Department of Pathology, Perelman School of Medicine, University of Pennsylvania.
bioRxiv. 2023 Oct 17:2023.10.12.562056. doi: 10.1101/2023.10.12.562056.
High grade serous ovarian cancer (HGOC) is a major cause of death in women. Early detection of HGOC usually leads to a cure, yet it remains a clinical challenge with over 90% HGOCs diagnosed at advanced stages. This is mainly because conventional biomarkers are not sensitive to detect the microscopic yet metastatic early HGOC lesions. In this study, we sequenced the blood T cell receptor (TCR) repertoires of 466 ovarian cancer patients and controls, and systematically investigated the immune repertoire signatures in HGOCs. We observed quantifiable changes of selected TCRs in HGOCs that are reproducible in multiple independent cohorts. Importantly, these changes are stronger during stage I. Using pre-diagnostic patient blood samples from the Nurses' Health Study, we confirmed that HGOC signals can be detected in the blood TCR repertoire up to 4 years proceeding conventional diagnosis. Our findings may provide the basis of an immune-based HGOC early detection criterion.

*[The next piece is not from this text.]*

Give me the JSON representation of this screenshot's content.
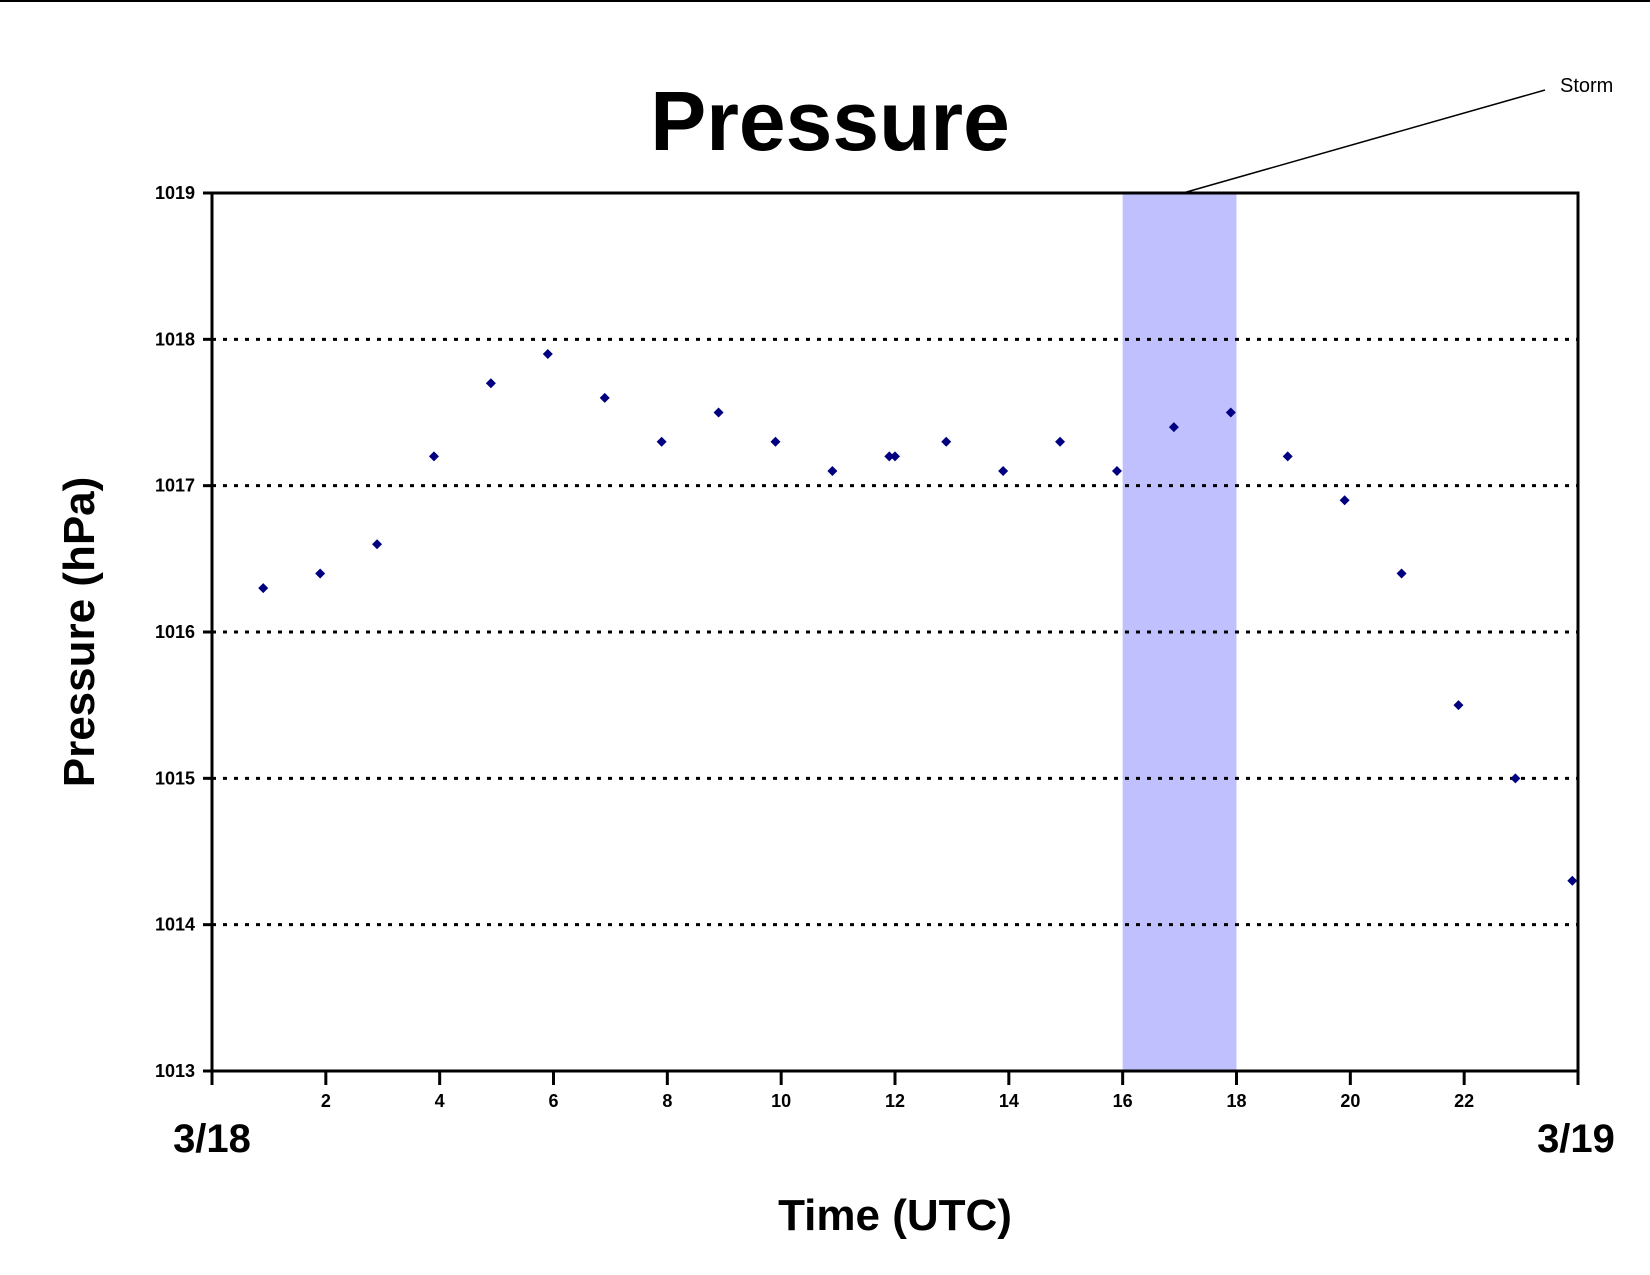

高级别浆液性卵巢癌(HGOC)是女性死亡的主要原因。HGOC的早期检测通常可实现治愈,但它仍是一项临床挑战,超过90%的HGOC在晚期才被诊断出来。这主要是因为传统生物标志物对检测微小但已发生转移的早期HGOC病变不敏感。在本研究中,我们对466名卵巢癌患者和对照组的血液T细胞受体(TCR)库进行了测序,并系统地研究了HGOC中的免疫库特征。我们观察到HGOC中选定TCR的可量化变化,这些变化在多个独立队列中具有可重复性。重要的是,这些变化在I期更为明显。利用护士健康研究中患者诊断前的血液样本,我们证实,在传统诊断前长达4年的时间里,血液TCR库中就能检测到HGOC信号。我们的发现可能为基于免疫的HGOC早期检测标准提供依据。